EC3 Economic Burden of Cardiovascular Events in Patients with Chronic Lymphocytic Leukemia Treated with Novel Agents


      Novel agent treatments (NATs) have improved survival in chronic lymphocytic leukemia (CLL), but can be associated with increased cardiovascular (CV) events. This analysis examined real-world healthcare costs associated with CV events in CLL patients treated with NATs.
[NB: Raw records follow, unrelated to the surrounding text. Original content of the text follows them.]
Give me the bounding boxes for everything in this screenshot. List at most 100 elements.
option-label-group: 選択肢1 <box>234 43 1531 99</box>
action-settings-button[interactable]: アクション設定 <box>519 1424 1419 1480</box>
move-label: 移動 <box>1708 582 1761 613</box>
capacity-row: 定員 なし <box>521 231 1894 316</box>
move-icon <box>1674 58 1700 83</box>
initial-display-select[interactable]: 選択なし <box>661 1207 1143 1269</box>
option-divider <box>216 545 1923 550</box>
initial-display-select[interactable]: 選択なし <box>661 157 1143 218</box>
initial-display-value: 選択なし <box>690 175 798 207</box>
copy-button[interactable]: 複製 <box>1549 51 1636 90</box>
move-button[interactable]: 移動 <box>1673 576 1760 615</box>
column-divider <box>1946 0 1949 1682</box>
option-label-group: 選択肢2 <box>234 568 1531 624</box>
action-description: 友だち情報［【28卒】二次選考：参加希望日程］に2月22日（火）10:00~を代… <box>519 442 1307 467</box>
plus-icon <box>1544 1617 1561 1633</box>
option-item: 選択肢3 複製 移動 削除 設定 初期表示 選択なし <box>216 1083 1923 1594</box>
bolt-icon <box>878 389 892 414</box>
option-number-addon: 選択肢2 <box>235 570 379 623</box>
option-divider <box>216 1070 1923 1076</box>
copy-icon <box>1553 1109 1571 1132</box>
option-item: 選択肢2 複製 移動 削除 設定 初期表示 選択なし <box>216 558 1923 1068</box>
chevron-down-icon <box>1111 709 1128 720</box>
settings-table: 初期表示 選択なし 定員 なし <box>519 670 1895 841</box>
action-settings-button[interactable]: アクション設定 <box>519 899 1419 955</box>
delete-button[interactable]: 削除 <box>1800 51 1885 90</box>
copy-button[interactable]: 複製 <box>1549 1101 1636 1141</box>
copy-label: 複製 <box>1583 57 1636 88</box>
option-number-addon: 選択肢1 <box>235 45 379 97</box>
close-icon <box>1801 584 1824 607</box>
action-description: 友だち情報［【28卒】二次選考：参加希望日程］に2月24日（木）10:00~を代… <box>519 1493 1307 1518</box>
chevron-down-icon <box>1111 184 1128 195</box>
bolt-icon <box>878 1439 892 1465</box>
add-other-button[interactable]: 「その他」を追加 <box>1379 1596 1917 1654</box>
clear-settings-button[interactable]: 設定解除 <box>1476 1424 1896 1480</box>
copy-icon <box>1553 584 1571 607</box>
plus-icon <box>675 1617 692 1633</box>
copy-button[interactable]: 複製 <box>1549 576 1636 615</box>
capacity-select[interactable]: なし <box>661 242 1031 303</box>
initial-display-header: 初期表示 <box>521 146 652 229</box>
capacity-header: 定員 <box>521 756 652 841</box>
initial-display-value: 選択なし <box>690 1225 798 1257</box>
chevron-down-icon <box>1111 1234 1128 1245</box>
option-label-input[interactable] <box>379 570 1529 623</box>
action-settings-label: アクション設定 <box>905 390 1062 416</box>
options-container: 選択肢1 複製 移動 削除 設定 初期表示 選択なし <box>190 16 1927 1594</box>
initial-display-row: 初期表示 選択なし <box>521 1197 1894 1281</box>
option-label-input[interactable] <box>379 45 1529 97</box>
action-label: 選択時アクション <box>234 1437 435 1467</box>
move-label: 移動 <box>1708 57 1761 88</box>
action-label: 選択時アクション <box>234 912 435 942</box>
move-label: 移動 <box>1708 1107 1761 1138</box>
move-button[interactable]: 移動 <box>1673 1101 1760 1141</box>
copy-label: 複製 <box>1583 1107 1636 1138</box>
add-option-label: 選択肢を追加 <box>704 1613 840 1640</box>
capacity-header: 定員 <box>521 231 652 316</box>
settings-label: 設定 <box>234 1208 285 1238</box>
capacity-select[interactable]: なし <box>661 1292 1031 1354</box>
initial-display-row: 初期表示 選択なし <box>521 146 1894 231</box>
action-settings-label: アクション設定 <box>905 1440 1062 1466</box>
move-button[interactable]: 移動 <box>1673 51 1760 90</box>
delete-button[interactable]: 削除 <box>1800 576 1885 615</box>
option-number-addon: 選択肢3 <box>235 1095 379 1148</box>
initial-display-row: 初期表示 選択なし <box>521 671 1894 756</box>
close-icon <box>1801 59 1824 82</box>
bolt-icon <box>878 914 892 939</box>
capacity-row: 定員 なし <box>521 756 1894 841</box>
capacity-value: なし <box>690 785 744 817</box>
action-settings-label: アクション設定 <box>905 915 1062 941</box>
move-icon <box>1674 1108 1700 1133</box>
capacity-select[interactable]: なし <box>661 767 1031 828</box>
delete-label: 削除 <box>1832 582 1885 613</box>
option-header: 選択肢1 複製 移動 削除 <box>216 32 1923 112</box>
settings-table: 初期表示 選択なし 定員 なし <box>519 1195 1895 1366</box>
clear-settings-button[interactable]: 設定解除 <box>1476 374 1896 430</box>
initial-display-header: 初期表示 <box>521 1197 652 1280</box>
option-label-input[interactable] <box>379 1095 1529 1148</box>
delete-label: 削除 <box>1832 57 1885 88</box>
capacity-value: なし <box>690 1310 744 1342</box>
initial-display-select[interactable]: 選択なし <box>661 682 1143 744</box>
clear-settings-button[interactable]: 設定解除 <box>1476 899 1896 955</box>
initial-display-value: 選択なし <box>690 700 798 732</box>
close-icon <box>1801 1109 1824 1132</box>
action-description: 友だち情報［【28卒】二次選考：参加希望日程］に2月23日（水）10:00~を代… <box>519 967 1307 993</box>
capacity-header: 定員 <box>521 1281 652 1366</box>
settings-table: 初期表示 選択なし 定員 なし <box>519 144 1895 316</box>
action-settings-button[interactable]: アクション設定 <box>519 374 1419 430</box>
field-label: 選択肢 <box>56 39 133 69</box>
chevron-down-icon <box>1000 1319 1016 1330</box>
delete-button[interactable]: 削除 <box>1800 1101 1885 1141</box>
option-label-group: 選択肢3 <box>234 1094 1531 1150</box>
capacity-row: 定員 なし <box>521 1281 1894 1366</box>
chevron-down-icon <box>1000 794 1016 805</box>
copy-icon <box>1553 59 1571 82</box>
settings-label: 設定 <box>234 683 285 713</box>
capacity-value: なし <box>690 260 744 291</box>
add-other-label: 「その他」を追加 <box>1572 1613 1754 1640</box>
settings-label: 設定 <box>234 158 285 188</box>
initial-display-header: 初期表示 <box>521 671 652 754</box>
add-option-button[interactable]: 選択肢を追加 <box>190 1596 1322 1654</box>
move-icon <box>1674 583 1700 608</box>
      Using US-commercial administrative claims data (IBM MarketScan), we compared unadjusted healthcare costs among CLL patients taking NATs with and without a CV event during treatment (CV vs. noCV). Inclusion criteria were adult CLL patients, evidence of NATs (acalabrutinib, duvelisib, ibrutinib, idelalisib, venetoclax) between November 2013-November 2019 (index date=earliest fill date), continuous enrollment for 6-months pre-index (baseline), and no evidence of NATs or trial participation during baseline. Annual all-cause and CV-related healthcare costs (adjusted to 2019 US dollars) were measured in a fixed 12-month follow-up period while per-patient-per-month (PPPM) costs were compared in variable-length pre/post-CV event periods.


      Of 1,886 CLL patients with NATs, 27.7% experienced a CV event during treatment, occurring a mean(SD) 103.0(93.9) days following NAT initiation. Almost half (47.1%) of CV patients had a CV event pre-index, the majority of which were hypertension. CV patients were older (71.7 vs. 65.8, p<0.001) and had a higher baseline NCI score (1.2 vs. 0.8, p<0.001) than noCV patients. Annual all-cause total healthcare costs were higher in the CV vs. noCV cohort ($203,349 vs. $165,144, p<0.001). Higher annual medical costs ($82,949 vs. $45,293, p<0.001) compensated for numerically lower NAT costs in CV vs. noCV cohort ($110,925 vs. $115,026, p=0.262). Pre-CV event, outpatient pharmacy PPPM costs contributed most to total healthcare costs; post-CV event, PPPM medical costs contributed more: outpatient pharmacy 74.8% vs. 38.8%, hospitalization 7.6% vs. 38.8%, and outpatient services 17.7% vs. 22.4%.


      In CLL patients with a CV event, higher medical costs compensate for decreased novel agent costs, suggesting increased medical management in addition to NAT discontinuation.